How many more threads are run in version 2 compared to version 1? How much speedup might you expect as a result? How much speedup do you see in your plot?
How many more threads are run in version 3 compared to version 2? How much speedup might you expect as a result? How much speedup do you see in your plot? (Hint: Is the speedup a function of the number of threads launched or the number of available cores, or both?)
(AMATH 583) The cu_axpy_t also accepts as a second command line argument the size of the blocks to be used. Experiment with different block sizes with, a few different problem sizes (around \(2^{24}\) plus or minus). What block size seems to give the best performance? Are there any aspects of the GPU as reported in deviceQuery that might point to why this would make sense?

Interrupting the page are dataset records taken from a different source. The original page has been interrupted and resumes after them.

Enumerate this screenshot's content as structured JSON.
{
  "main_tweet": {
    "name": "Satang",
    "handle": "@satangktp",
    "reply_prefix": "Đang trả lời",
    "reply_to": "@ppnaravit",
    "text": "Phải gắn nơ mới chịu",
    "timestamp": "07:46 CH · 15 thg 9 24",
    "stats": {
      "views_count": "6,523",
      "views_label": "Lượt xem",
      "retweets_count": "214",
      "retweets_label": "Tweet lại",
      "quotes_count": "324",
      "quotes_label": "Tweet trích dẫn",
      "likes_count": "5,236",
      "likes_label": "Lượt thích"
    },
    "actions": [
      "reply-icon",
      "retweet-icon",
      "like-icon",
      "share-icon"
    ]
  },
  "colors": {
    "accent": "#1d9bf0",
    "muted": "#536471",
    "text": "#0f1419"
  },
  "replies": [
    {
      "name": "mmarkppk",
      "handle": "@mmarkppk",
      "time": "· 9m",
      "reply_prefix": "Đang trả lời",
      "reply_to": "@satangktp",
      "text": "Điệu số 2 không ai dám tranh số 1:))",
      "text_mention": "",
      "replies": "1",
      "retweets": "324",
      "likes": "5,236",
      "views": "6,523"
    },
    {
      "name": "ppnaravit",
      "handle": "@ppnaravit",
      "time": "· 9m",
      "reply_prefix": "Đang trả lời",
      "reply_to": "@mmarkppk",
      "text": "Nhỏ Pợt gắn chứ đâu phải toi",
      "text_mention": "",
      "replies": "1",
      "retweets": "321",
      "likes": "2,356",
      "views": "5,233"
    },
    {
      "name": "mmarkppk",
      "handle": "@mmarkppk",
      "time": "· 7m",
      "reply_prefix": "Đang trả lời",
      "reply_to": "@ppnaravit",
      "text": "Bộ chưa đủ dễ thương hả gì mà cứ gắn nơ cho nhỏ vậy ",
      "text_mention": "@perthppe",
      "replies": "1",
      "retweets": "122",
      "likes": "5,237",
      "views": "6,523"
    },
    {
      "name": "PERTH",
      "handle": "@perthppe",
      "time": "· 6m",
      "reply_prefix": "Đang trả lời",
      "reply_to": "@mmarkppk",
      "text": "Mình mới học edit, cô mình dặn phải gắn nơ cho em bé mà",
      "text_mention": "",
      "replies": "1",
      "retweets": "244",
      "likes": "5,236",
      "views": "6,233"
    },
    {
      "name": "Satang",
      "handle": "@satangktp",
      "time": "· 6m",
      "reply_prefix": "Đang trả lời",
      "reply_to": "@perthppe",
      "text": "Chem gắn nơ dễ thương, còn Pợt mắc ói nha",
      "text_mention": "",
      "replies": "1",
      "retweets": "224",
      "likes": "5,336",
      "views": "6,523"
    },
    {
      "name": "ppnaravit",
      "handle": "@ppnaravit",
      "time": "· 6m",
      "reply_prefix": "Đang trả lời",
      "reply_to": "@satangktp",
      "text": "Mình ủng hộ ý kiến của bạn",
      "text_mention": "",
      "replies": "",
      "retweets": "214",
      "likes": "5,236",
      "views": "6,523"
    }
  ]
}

Looking at some of the metrics reported by nvprof, how do metrics such as occupancy and efficiency compare to the ratio of threads launched between versions 1, 2, and 3?
Consider just the Second column for single and double. Why might there be a difference in performance between the two?
Consider just the First and Second columns for single precision. Why might there be a difference in performance between the two?
(Hint: What data structure are we starting with in the driver? Our own Vector
type. What are its element types as compared to what we are sending to the GPU?)
Compare and contrast strided partitioning for task-based parallelism (e.g., OpenMP or C++ tasks) with strided partitioning for GPU. Why is it bad in the former case but good (if it is) in the latter case?
The most important thing I learned from this assignment was …
One thing I am still not clear on is …